Class ByteSequenceFinder


  • public class ByteSequenceFinder
    extends java.lang.Object
    Finds a byte sequence in a stream of bytes. Uses the Knuth–Morris–Pratt search algorithm for better performance.

    The algorithm remembers the past matched characters in order to avoid restarting from the beginning of the pattern when a mismatch is found. This is obtained by building a lookup of a partial match table called failure function.

    Algorithm reference.

    • Field Summary

      Fields 
      Modifier and Type Field Description
      private int[] failure  
      private byte[] sequence  
    • Method Summary

      All Methods Static Methods Instance Methods Concrete Methods 
      Modifier and Type Method Description
      byte[] getSequence()
      Retrieves the current sequence used by a search method.
      int search​(byte[] bytes)
      Finds the first occurrence of the pattern in the specified byte array.
      int search​(java.io.InputStream stream)
      Finds the first occurrence of the pattern in the specified stream.
      void setSequence​(byte[] sequenceIn)
      Sets the sequence to be used by the next invocation of a search method.
      private static int[] updateFailureFunction​(byte[] sequence)
      Computes the failure function.
      • Methods inherited from class java.lang.Object

        clone, equals, finalize, getClass, hashCode, notify, notifyAll, toString, wait, wait, wait
    • Field Detail

      • sequence

        private byte[] sequence
      • failure

        private int[] failure
    • Constructor Detail

      • ByteSequenceFinder

        public ByteSequenceFinder()
        Default constructor
      • ByteSequenceFinder

        public ByteSequenceFinder​(byte[] sequenceIn)
        Create a new instance.
        Parameters:
        sequenceIn - the sequence to find
    • Method Detail

      • search

        public int search​(byte[] bytes)
                   throws java.io.IOException
        Finds the first occurrence of the pattern in the specified byte array.
        Parameters:
        bytes - the byte array where the sequence is searched
        Returns:
        the index where the sequence starts within the array, -1 if the sequence was not found.
        Throws:
        java.io.IOException - when an error processing the stream of bytes occurs
      • search

        public int search​(java.io.InputStream stream)
                   throws java.io.IOException
        Finds the first occurrence of the pattern in the specified stream.
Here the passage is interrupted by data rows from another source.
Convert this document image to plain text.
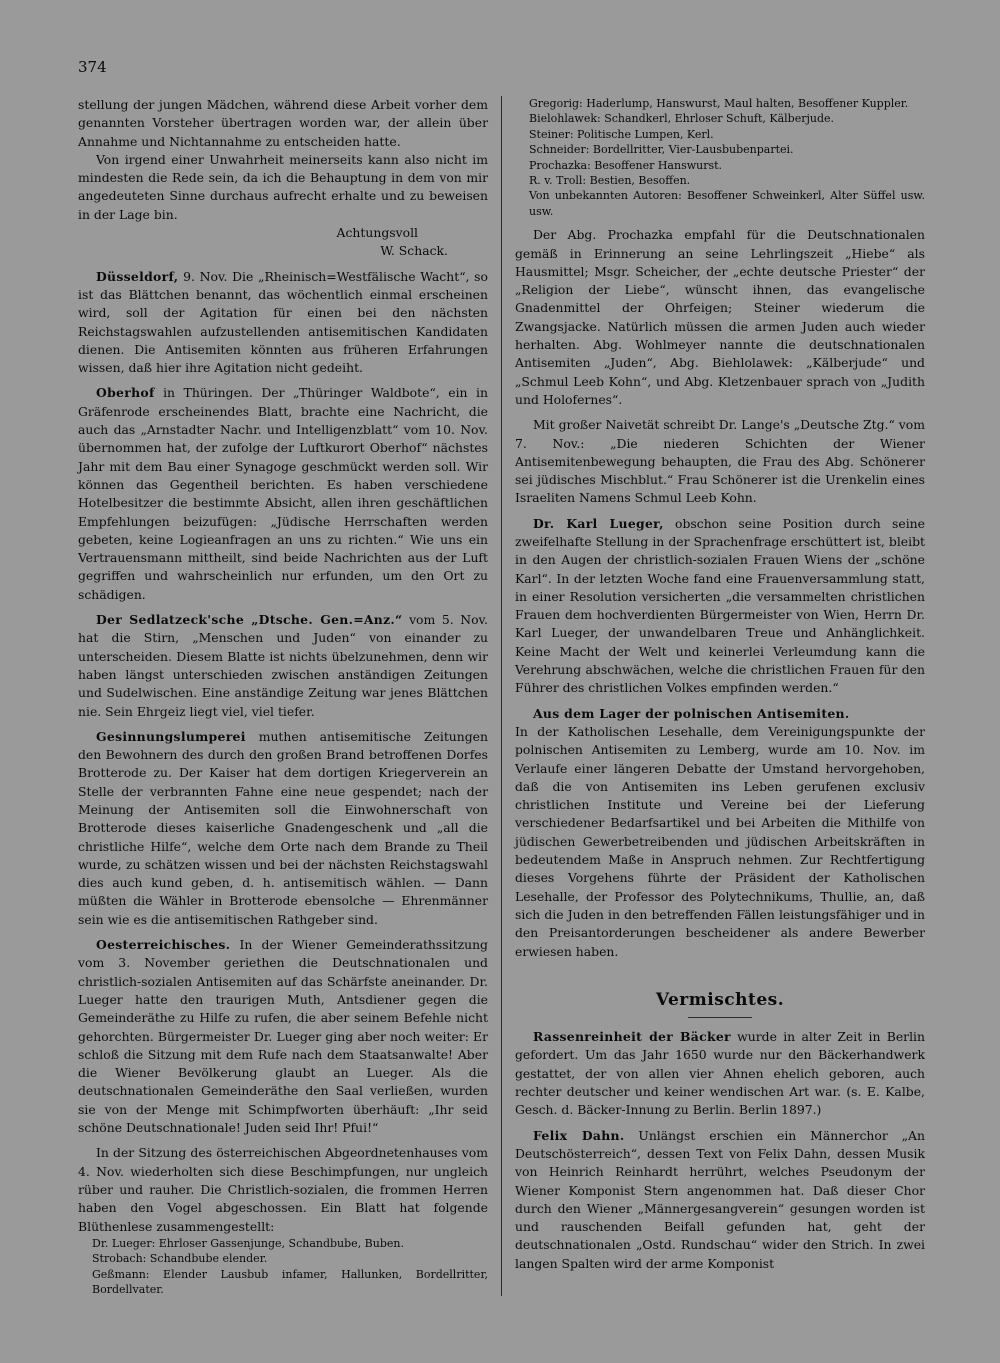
374

stellung der jungen Mädchen, während diese Arbeit vorher dem genannten Vorsteher übertragen worden war, der allein über Annahme und Nichtannahme zu entscheiden hatte.

Von irgend einer Unwahrheit meinerseits kann also nicht im mindesten die Rede sein, da ich die Behauptung in dem von mir angedeuteten Sinne durchaus aufrecht erhalte und zu beweisen in der Lage bin.

Achtungsvoll

W. Schack.

Düsseldorf, 9. Nov. Die „Rheinisch=Westfälische Wacht“, so ist das Blättchen benannt, das wöchentlich einmal erscheinen wird, soll der Agitation für einen bei den nächsten Reichstagswahlen aufzustellenden antisemitischen Kandidaten dienen. Die Antisemiten könnten aus früheren Erfahrungen wissen, daß hier ihre Agitation nicht gedeiht.

Oberhof in Thüringen. Der „Thüringer Waldbote“, ein in Gräfenrode erscheinendes Blatt, brachte eine Nachricht, die auch das „Arnstadter Nachr. und Intelligenzblatt“ vom 10. Nov. übernommen hat, der zufolge der Luftkurort Oberhof“ nächstes Jahr mit dem Bau einer Synagoge geschmückt werden soll. Wir können das Gegentheil berichten. Es haben verschiedene Hotelbesitzer die bestimmte Absicht, allen ihren geschäftlichen Empfehlungen beizufügen: „Jüdische Herrschaften werden gebeten, keine Logieanfragen an uns zu richten.“ Wie uns ein Vertrauensmann mittheilt, sind beide Nachrichten aus der Luft gegriffen und wahrscheinlich nur erfunden, um den Ort zu schädigen.

Der Sedlatzeck'sche „Dtsche. Gen.=Anz.“ vom 5. Nov. hat die Stirn, „Menschen und Juden“ von einander zu unterscheiden. Diesem Blatte ist nichts übelzunehmen, denn wir haben längst unterschieden zwischen anständigen Zeitungen und Sudelwischen. Eine anständige Zeitung war jenes Blättchen nie. Sein Ehrgeiz liegt viel, viel tiefer.

Gesinnungslumperei muthen antisemitische Zeitungen den Bewohnern des durch den großen Brand betroffenen Dorfes Brotterode zu. Der Kaiser hat dem dortigen Kriegerverein an Stelle der verbrannten Fahne eine neue gespendet; nach der Meinung der Antisemiten soll die Einwohnerschaft von Brotterode dieses kaiserliche Gnadengeschenk und „all die christliche Hilfe“, welche dem Orte nach dem Brande zu Theil wurde, zu schätzen wissen und bei der nächsten Reichstagswahl dies auch kund geben, d. h. antisemitisch wählen. — Dann müßten die Wähler in Brotterode ebensolche — Ehrenmänner sein wie es die antisemitischen Rathgeber sind.

Oesterreichisches. In der Wiener Gemeinderathssitzung vom 3. November geriethen die Deutschnationalen und christlich-sozialen Antisemiten auf das Schärfste aneinander. Dr. Lueger hatte den traurigen Muth, Antsdiener gegen die Gemeinderäthe zu Hilfe zu rufen, die aber seinem Befehle nicht gehorchten. Bürgermeister Dr. Lueger ging aber noch weiter: Er schloß die Sitzung mit dem Rufe nach dem Staatsanwalte! Aber die Wiener Bevölkerung glaubt an Lueger. Als die deutschnationalen Gemeinderäthe den Saal verließen, wurden sie von der Menge mit Schimpfworten überhäuft: „Ihr seid schöne Deutschnationale! Juden seid Ihr! Pfui!“

In der Sitzung des österreichischen Abgeordnetenhauses vom 4. Nov. wiederholten sich diese Beschimpfungen, nur ungleich rüber und rauher. Die Christlich-sozialen, die frommen Herren haben den Vogel abgeschossen. Ein Blatt hat folgende Blüthenlese zusammengestellt:

Dr. Lueger: Ehrloser Gassenjunge, Schandbube, Buben.

Strobach: Schandbube elender.

Geßmann: Elender Lausbub infamer, Hallunken, Bordellritter, Bordellvater.

Gregorig: Haderlump, Hanswurst, Maul halten, Besoffener Kuppler.

Bielohlawek: Schandkerl, Ehrloser Schuft, Kälberjude.

Steiner: Politische Lumpen, Kerl.

Schneider: Bordellritter, Vier-Lausbubenpartei.

Prochazka: Besoffener Hanswurst.

R. v. Troll: Bestien, Besoffen.

Von unbekannten Autoren: Besoffener Schweinkerl, Alter Süffel usw. usw.

Der Abg. Prochazka empfahl für die Deutschnationalen gemäß in Erinnerung an seine Lehrlingszeit „Hiebe“ als Hausmittel; Msgr. Scheicher, der „echte deutsche Priester“ der „Religion der Liebe“, wünscht ihnen, das evangelische Gnadenmittel der Ohrfeigen; Steiner wiederum die Zwangsjacke. Natürlich müssen die armen Juden auch wieder herhalten. Abg. Wohlmeyer nannte die deutschnationalen Antisemiten „Juden“, Abg. Biehlolawek: „Kälberjude“ und „Schmul Leeb Kohn“, und Abg. Kletzenbauer sprach von „Judith und Holofernes“.

Mit großer Naivetät schreibt Dr. Lange's „Deutsche Ztg.“ vom 7. Nov.: „Die niederen Schichten der Wiener Antisemitenbewegung behaupten, die Frau des Abg. Schönerer sei jüdisches Mischblut.“ Frau Schönerer ist die Urenkelin eines Israeliten Namens Schmul Leeb Kohn.

Dr. Karl Lueger, obschon seine Position durch seine zweifelhafte Stellung in der Sprachenfrage erschüttert ist, bleibt in den Augen der christlich-sozialen Frauen Wiens der „schöne Karl“. In der letzten Woche fand eine Frauenversammlung statt, in einer Resolution versicherten „die versammelten christlichen Frauen dem hochverdienten Bürgermeister von Wien, Herrn Dr. Karl Lueger, der unwandelbaren Treue und Anhänglichkeit. Keine Macht der Welt und keinerlei Verleumdung kann die Verehrung abschwächen, welche die christlichen Frauen für den Führer des christlichen Volkes empfinden werden.“

Aus dem Lager der polnischen Antisemiten.

In der Katholischen Lesehalle, dem Vereinigungspunkte der polnischen Antisemiten zu Lemberg, wurde am 10. Nov. im Verlaufe einer längeren Debatte der Umstand hervorgehoben, daß die von Antisemiten ins Leben gerufenen exclusiv christlichen Institute und Vereine bei der Lieferung verschiedener Bedarfsartikel und bei Arbeiten die Mithilfe von jüdischen Gewerbetreibenden und jüdischen Arbeitskräften in bedeutendem Maße in Anspruch nehmen. Zur Rechtfertigung dieses Vorgehens führte der Präsident der Katholischen Lesehalle, der Professor des Polytechnikums, Thullie, an, daß sich die Juden in den betreffenden Fällen leistungsfähiger und in den Preisantorderungen bescheidener als andere Bewerber erwiesen haben.

Vermischtes.

Rassenreinheit der Bäcker wurde in alter Zeit in Berlin gefordert. Um das Jahr 1650 wurde nur den Bäckerhandwerk gestattet, der von allen vier Ahnen ehelich geboren, auch rechter deutscher und keiner wendischen Art war. (s. E. Kalbe, Gesch. d. Bäcker-Innung zu Berlin. Berlin 1897.)

Felix Dahn. Unlängst erschien ein Männerchor „An Deutschösterreich“, dessen Text von Felix Dahn, dessen Musik von Heinrich Reinhardt herrührt, welches Pseudonym der Wiener Komponist Stern angenommen hat. Daß dieser Chor durch den Wiener „Männergesangverein“ gesungen worden ist und rauschenden Beifall gefunden hat, geht der deutschnationalen „Ostd. Rundschau“ wider den Strich. In zwei langen Spalten wird der arme Komponist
The stream will be consumed up to end of the sequence matched. It will be fully consumed if no match is found.
        Parameters:
        stream - the input stream to search
        Returns:
        the position where the sequence starts within the stream and the stream will be positioned AFTER the end of the sequence. Otherwise, -1 if the sequence was not found.
        Throws:
        java.io.IOException - when an error processing the stream occurs
      • getSequence

        public byte[] getSequence()
        Retrieves the current sequence used by a search method.
        Returns:
        the current sequence to be searched
      • setSequence

        public void setSequence​(byte[] sequenceIn)
        Sets the sequence to be used by the next invocation of a search method.
        Parameters:
        sequenceIn - the new sequence to search
      • updateFailureFunction

        private static int[] updateFailureFunction​(byte[] sequence)
        Computes the failure function. Evaluates the sequence and find repeating prefixes.